The 90s were a bizarre time for metal. The heady days of metal’s formative decade had come to an end. Young people’s musical tastes had shifted, and heavy metal appeared to haphazardly scramble to reinvent itself. While most senior members of metal fandom (read: old fuckers like me) concur that the 90s represented a dark age in extreme music’s history, this same decade saw Pantera cast off their glam / power metal origins (and thankfully ditch the spandex pants) and record Cowboys From Hell, the album that many consider to be the birth of groove metal. For the uninitiated, groove metal takes traditional thrash metal riffs and slows them down to a medium pace while down tuning the guitars a few steps. Also, no solos. The result is catchy, straight forward, accessible headbang fuel. Now, while this formula did give birth to nu-metal and would eventually be responsible for the cruel, cosmic injustice that was Fred Durst’s musical career, there are a multitude of contemporary metal acts that wield groove metal in a responsible and enjoyable fashion. Hungary’s Omega Diatribe is one such group, and while their new record Abstract Ritual certainly isn’t shifting any paradigms, it delivers a satisfying dose of groove without entertaining the sub-genre’s penchant for self-indulgent silliness.
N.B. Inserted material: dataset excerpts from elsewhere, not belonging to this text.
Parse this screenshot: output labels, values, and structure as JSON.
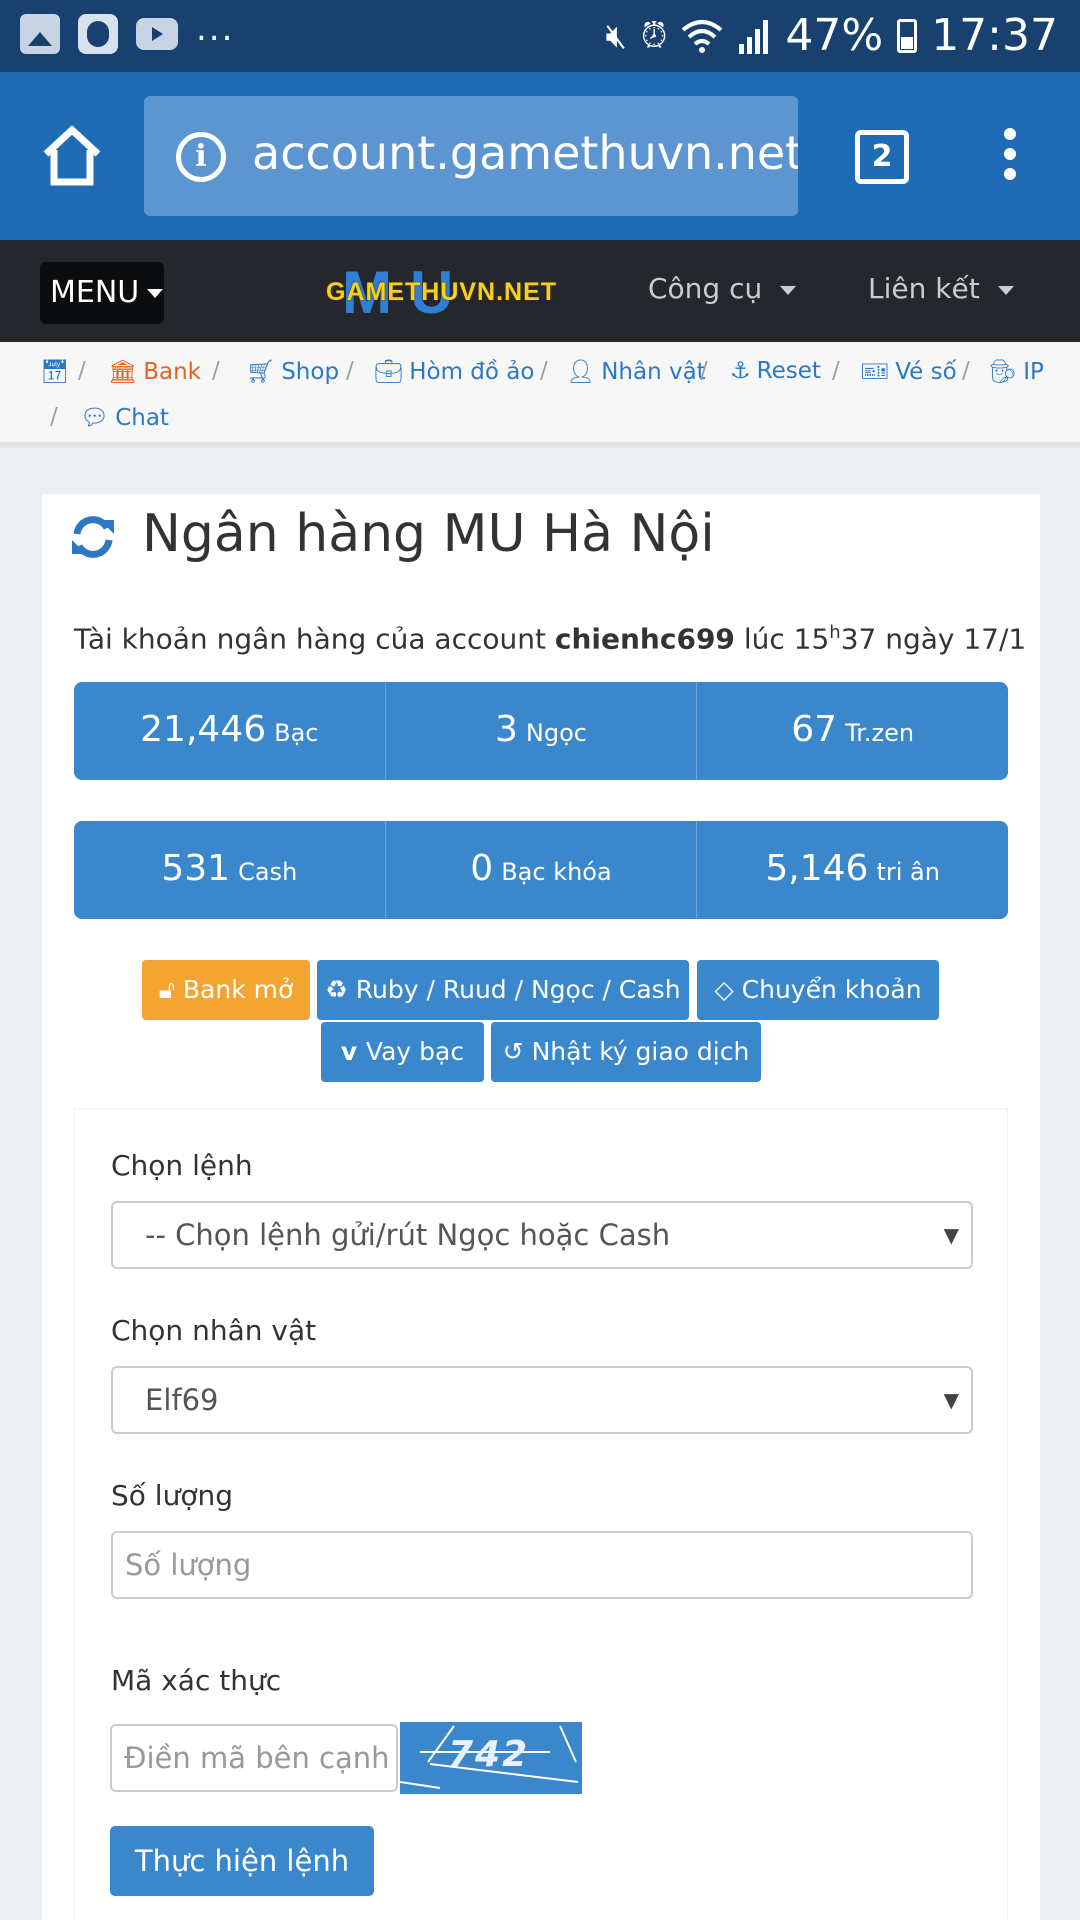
{
  "status_bar": {
    "notification_icons": [
      "gallery-icon",
      "app-face-icon",
      "youtube-icon"
    ],
    "overflow": "...",
    "battery": "47%",
    "time": "17:37"
  },
  "browser": {
    "url": "account.gamethuvn.net/",
    "tab_count": "2"
  },
  "site_nav": {
    "menu_label": "MENU",
    "logo_text": "GAMETHUVN.NET",
    "logo_bg_text": "MU",
    "tools_label": "Công cụ",
    "links_label": "Liên kết"
  },
  "breadcrumbs": [
    {
      "label": "",
      "icon": "calendar-icon"
    },
    {
      "label": "Bank",
      "icon": "bank-icon",
      "active": true
    },
    {
      "label": "Shop",
      "icon": "cart-icon"
    },
    {
      "label": "Hòm đồ ảo",
      "icon": "briefcase-icon"
    },
    {
      "label": "Nhân vật",
      "icon": "user-icon"
    },
    {
      "label": "Reset",
      "icon": "reset-icon"
    },
    {
      "label": "Vé số",
      "icon": "ticket-icon"
    },
    {
      "label": "IP",
      "icon": "user-secret-icon"
    },
    {
      "label": "Chat",
      "icon": "chat-icon"
    }
  ],
  "card": {
    "title": "Ngân hàng MU Hà Nội",
    "account_prefix": "Tài khoản ngân hàng của account",
    "account_name": "chienhc699",
    "time_prefix": "lúc 15",
    "time_sup": "h",
    "time_suffix": "37 ngày 17/1"
  },
  "balances_row1": [
    {
      "value": "21,446",
      "unit": "Bạc"
    },
    {
      "value": "3",
      "unit": "Ngọc"
    },
    {
      "value": "67",
      "unit": "Tr.zen"
    }
  ],
  "balances_row2": [
    {
      "value": "531",
      "unit": "Cash"
    },
    {
      "value": "0",
      "unit": "Bạc khóa"
    },
    {
      "value": "5,146",
      "unit": "tri ân"
    }
  ],
  "actions": {
    "bank_open": "Bank mở",
    "exchange": "Ruby / Ruud / Ngọc / Cash",
    "transfer": "Chuyển khoản",
    "loan": "Vay bạc",
    "history": "Nhật ký giao dịch"
  },
  "form": {
    "command_label": "Chọn lệnh",
    "command_value": "-- Chọn lệnh gửi/rút Ngọc hoặc Cash",
    "character_label": "Chọn nhân vật",
    "character_value": "Elf69",
    "amount_label": "Số lượng",
    "amount_placeholder": "Số lượng",
    "captcha_label": "Mã xác thực",
    "captcha_placeholder": "Điền mã bên cạnh",
    "captcha_code": "742",
    "submit_label": "Thực hiện lệnh"
  },
  "colors": {
    "status_bar": "#18416f",
    "toolbar": "#1f6bb5",
    "nav": "#24272b",
    "accent_blue": "#3a87cc",
    "active_orange": "#e5621f",
    "button_orange": "#f4a431"
  }
}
The opening riff of first track “Subsequent Phase” is sufficiently epic and acts as a proper, powerful introduction to Omega Diatribe’s sound. The guitar tone is dense and tight, perfect for a style that spends a fair amount of time hammering on the low end. The rhythm section, comprised of drummer Kevin Talley and bassist Ákos Szathmáry, competently navigate the angular rhythmic patterns while being mindful to keep things sufficiently spartan in order to deliver ample grooviness.
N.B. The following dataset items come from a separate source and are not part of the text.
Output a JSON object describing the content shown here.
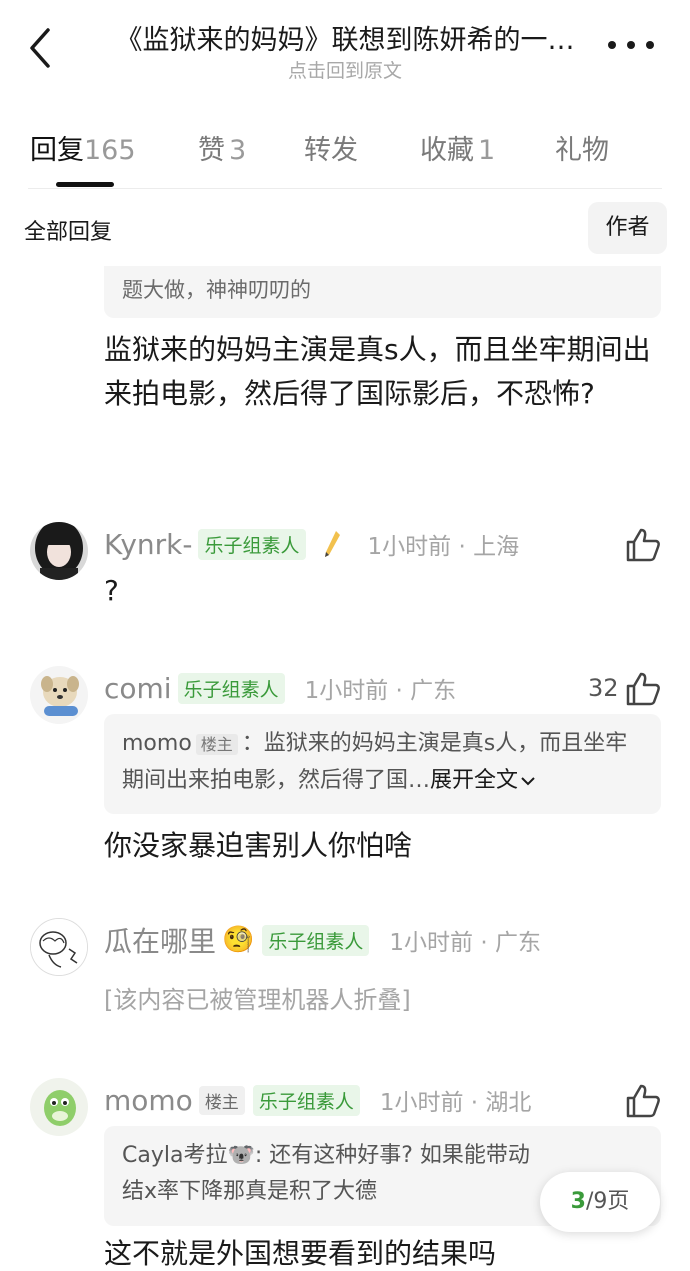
{
  "header": {
    "title": "《监狱来的妈妈》联想到陈妍希的一…",
    "subtitle": "点击回到原文"
  },
  "tabs": [
    {
      "label": "回复",
      "count": "165"
    },
    {
      "label": "赞",
      "count": "3"
    },
    {
      "label": "转发",
      "count": ""
    },
    {
      "label": "收藏",
      "count": "1"
    },
    {
      "label": "礼物",
      "count": ""
    }
  ],
  "filter": {
    "all_replies": "全部回复",
    "author": "作者"
  },
  "top_quote": "题大做，神神叨叨的",
  "main_text": "监狱来的妈妈主演是真s人，而且坐牢期间出来拍电影，然后得了国际影后，不恐怖?",
  "comments": [
    {
      "username": "Kynrk-",
      "badge": "乐子组素人",
      "extra_icon": "pencil-icon",
      "time": "1小时前 · 上海",
      "text": "?"
    },
    {
      "username": "comi",
      "badge": "乐子组素人",
      "time": "1小时前 · 广东",
      "likes": "32",
      "quote": {
        "name": "momo",
        "badge": "楼主",
        "text": "：监狱来的妈妈主演是真s人，而且坐牢期间出来拍电影，然后得了国…",
        "expand": "展开全文"
      },
      "text": "你没家暴迫害别人你怕啥"
    },
    {
      "username": "瓜在哪里",
      "emoji": "🧐",
      "badge": "乐子组素人",
      "time": "1小时前 · 广东",
      "text": "[该内容已被管理机器人折叠]"
    },
    {
      "username": "momo",
      "lz_badge": "楼主",
      "badge": "乐子组素人",
      "time": "1小时前 · 湖北",
      "quote": {
        "name": "Cayla考拉🐨",
        "text": ": 还有这种好事? 如果能带动结x率下降那真是积了大德"
      },
      "text": "这不就是外国想要看到的结果吗"
    }
  ],
  "pagination": {
    "current": "3",
    "total": "/9页"
  },
  "colors": {
    "accent_green": "#3a9a3a",
    "badge_bg": "#e9f6e9",
    "quote_bg": "#f5f5f5"
  }
}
Vocalist Gergely Komáromi’s growl is intense and plenty vitriolic, bringing to mind A Perfect Murder‘s Frank Pellerin. While Komáromi maintains a judicious intensity throughout the majority of the EP, there are moments in both “Extrinsic” and the title track where he employs a softer, grim singing/talking style. While attempts at dynamic modulation within a sub-genre that tends to be fairly uniform are to be applauded, this particular voicing is far too reminiscent of Korn‘s Jonathan Davis, and therefore comes off a bit schmaltzy.
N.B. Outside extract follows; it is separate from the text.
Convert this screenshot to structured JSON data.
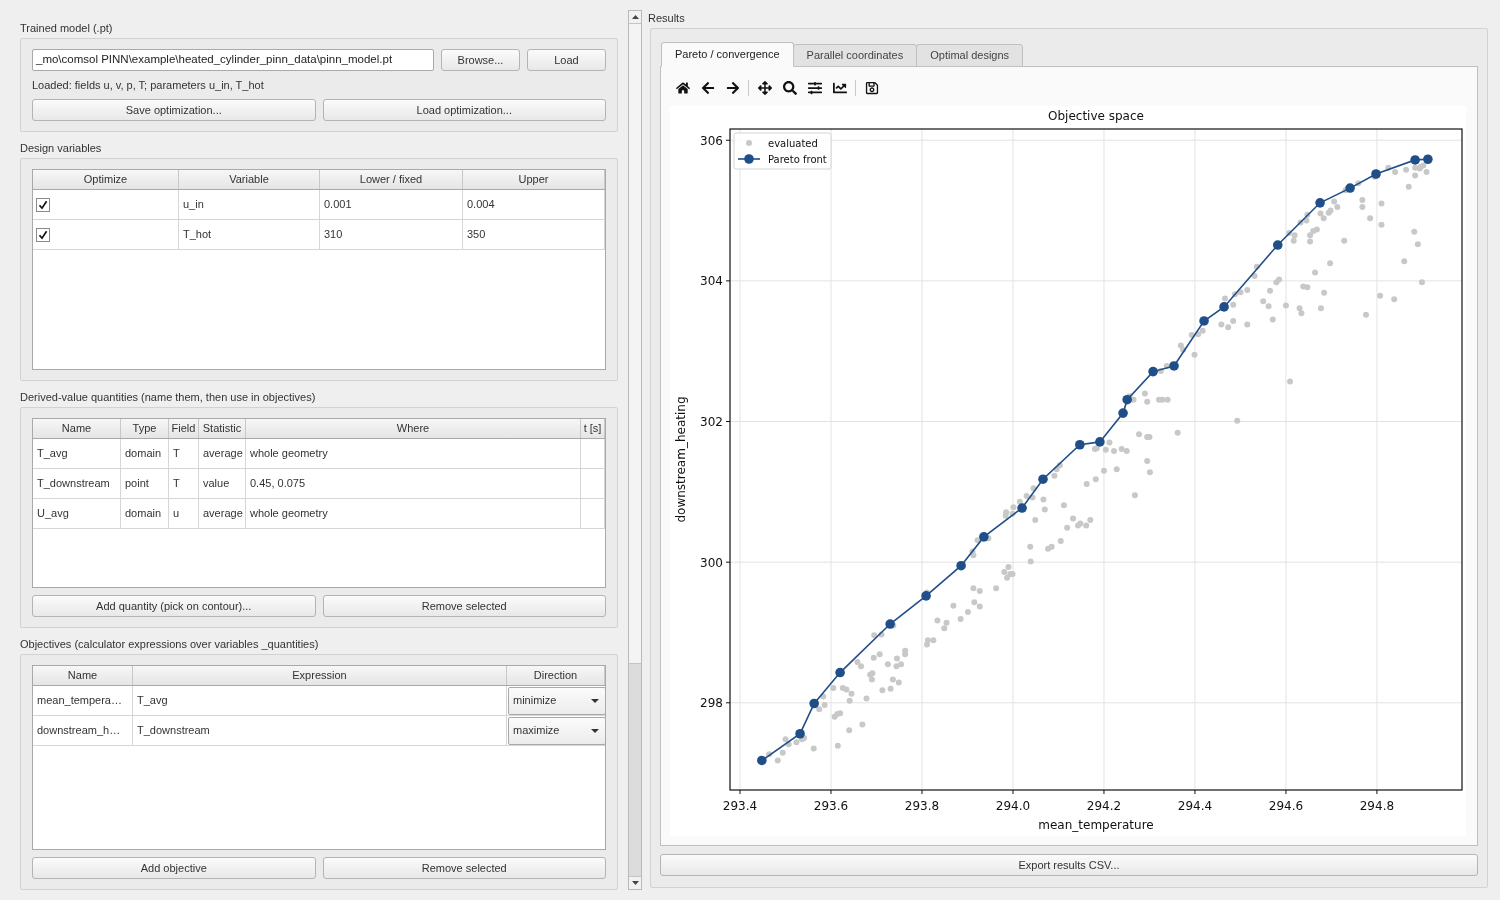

The EP also includes a remix of “Unshadowed Days,” a track from Omega Diatribe’s previous full length IAPETUS, as well as a remix of a song from Abstract Ritual titled “Hydrozoan Periods.” While the latter remix is far too overwrought with electronic elements for my taste, the remix of “Unshadowed Days” seems to feature a slower, heavier version of the original riff, and as such is a marked improvement over the first version.
Abstract Ritual truly shines when it comes to the EP’s tone, a critical element for a style of music so purposely restrained in both range and intricacy. In other words, if you’re going to play that same low-end chord over and over again, it fucking better sound good! Thankfully, the band has put the necessary focus into this aspect of the recording, and thus the overall production sounds equally weighty and razor sharp.
While Groove metal enthusiasts won’t necessarily find anything novel in Abstract Ritual, Omega Diatribe have crafted a solid EP that focuses on proper execution of the fundamentals.